At the end of the presentation we were invited to smell and taste the different peppers, first white, then red and finally black before tasting their sea salt and palm sugar too. I hadn’t realised that all the three colour peppers came from the same plant. The black ones are dried green berries, picked before the berries are ripened, the red pepper are the ripened, red berries (and is therefore sweeter) and the white pepper is simply the red pepper with its skin removed (therefore less strong).

After this we headed back to the villa for a bit of a laze on our favourite balcony! Sandra and Stéph, the swiss couple, joined us on the balcony when they got back and we shared stories. They’re travelling for 7 months and have just arrived from Vietnam, so we listened carefully as that’s our next stop.

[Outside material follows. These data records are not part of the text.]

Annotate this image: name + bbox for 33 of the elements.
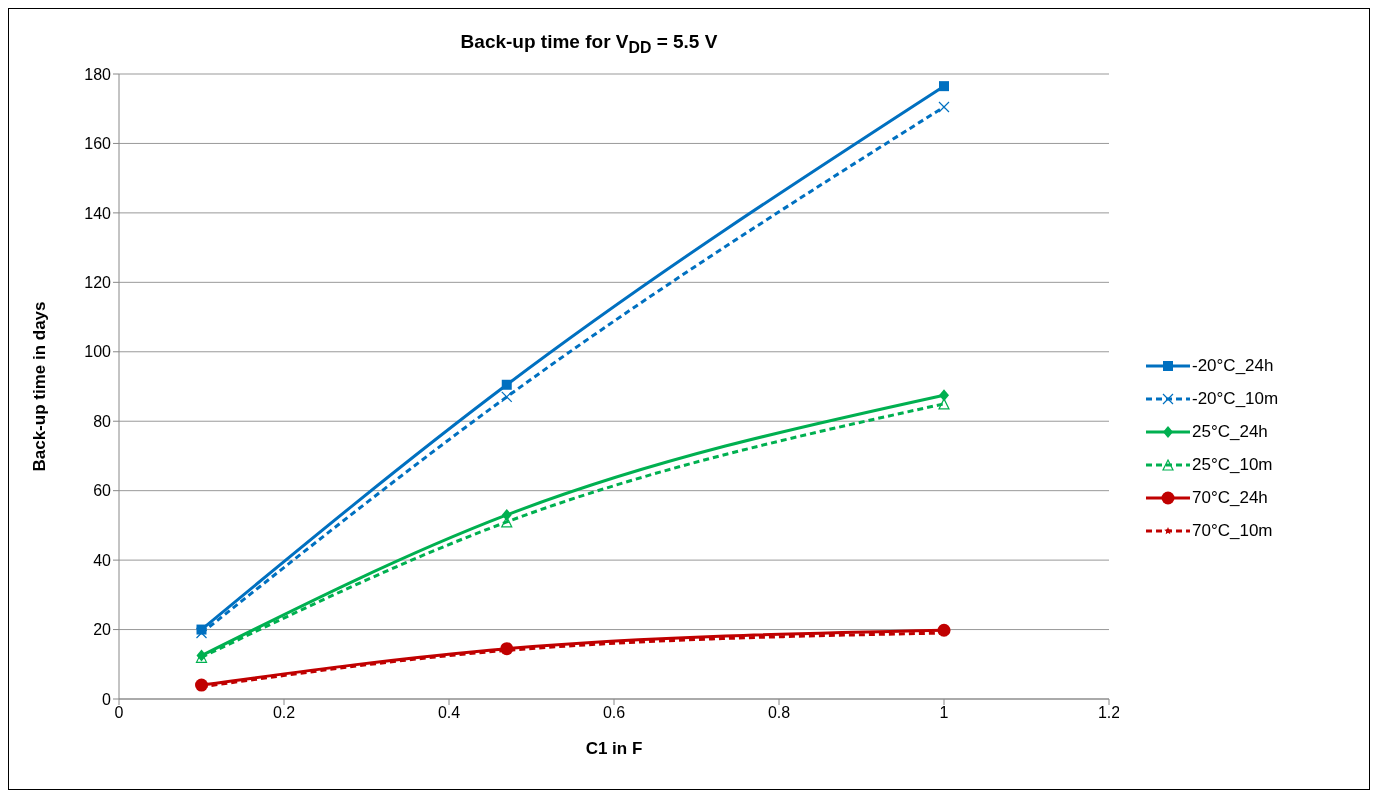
y-tick-label: 60 (93, 482, 112, 500)
legend-label: -20°C_24h (1192, 355, 1274, 376)
point (501, 379, 512, 390)
point (501, 391, 513, 403)
y-tick-label: 80 (93, 412, 112, 430)
point (939, 81, 949, 92)
point (938, 398, 950, 410)
point (938, 101, 950, 113)
x-axis-title: C1 in F (585, 739, 643, 758)
legend-label: 70°C_10m (1192, 520, 1273, 541)
point (195, 627, 208, 639)
x-tick-label: 0.6 (602, 704, 626, 722)
legend-label: -20°C_10m (1192, 388, 1279, 409)
y-tick-label: 140 (84, 204, 112, 222)
legend-label: 25°C_10m (1192, 454, 1273, 475)
y-tick-label: 0 (102, 690, 112, 708)
y-tick-label: 180 (84, 65, 112, 83)
x-tick-label: 0.8 (767, 704, 791, 722)
legend-label: 25°C_24h (1192, 421, 1268, 442)
x-tick-label: 1 (939, 704, 949, 722)
y-tick-label: 120 (84, 274, 112, 292)
y-tick-label: 20 (93, 621, 112, 639)
y-tick-label: 40 (93, 551, 112, 569)
y-axis-title: Back-up time in days (30, 301, 50, 472)
x-tick-label: 0.2 (272, 704, 296, 722)
point (939, 389, 949, 402)
legend-label: 70°C_24h (1192, 487, 1268, 508)
x-tick-label: 0 (114, 704, 124, 722)
chart-title: Back-up time for V$_{DD}$ = 5.5 V (459, 31, 719, 57)
y-tick-label: 160 (84, 135, 112, 153)
x-tick-label: 0.4 (437, 704, 461, 722)
y-tick-label: 100 (84, 343, 112, 361)
x-tick-label: 1.2 (1097, 704, 1121, 722)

Before we know it it’s nearly 8pm…cursed balcony ^_- and time to start thinking about dinner. Stéph and Sandra had been to a Thai restaurant called The Loving Spoon in Kampot the night before and told us that it was delicious, so we decided to go there this evening.

My green curry was absolutely gorgeous, with all the right spices and even the small aubergines, Stéphane’s massaman was yummy too…though he had confused the massaman with panang and so was slightly disappointed (as the massaman contains mainly onions and potatoes rather than various vegetables) though it tasted yummy all the same.

Back at the villa we had a quick Skype with Mum which was nice, but I couldn’t apologise enough for having missed them all at Christmas!!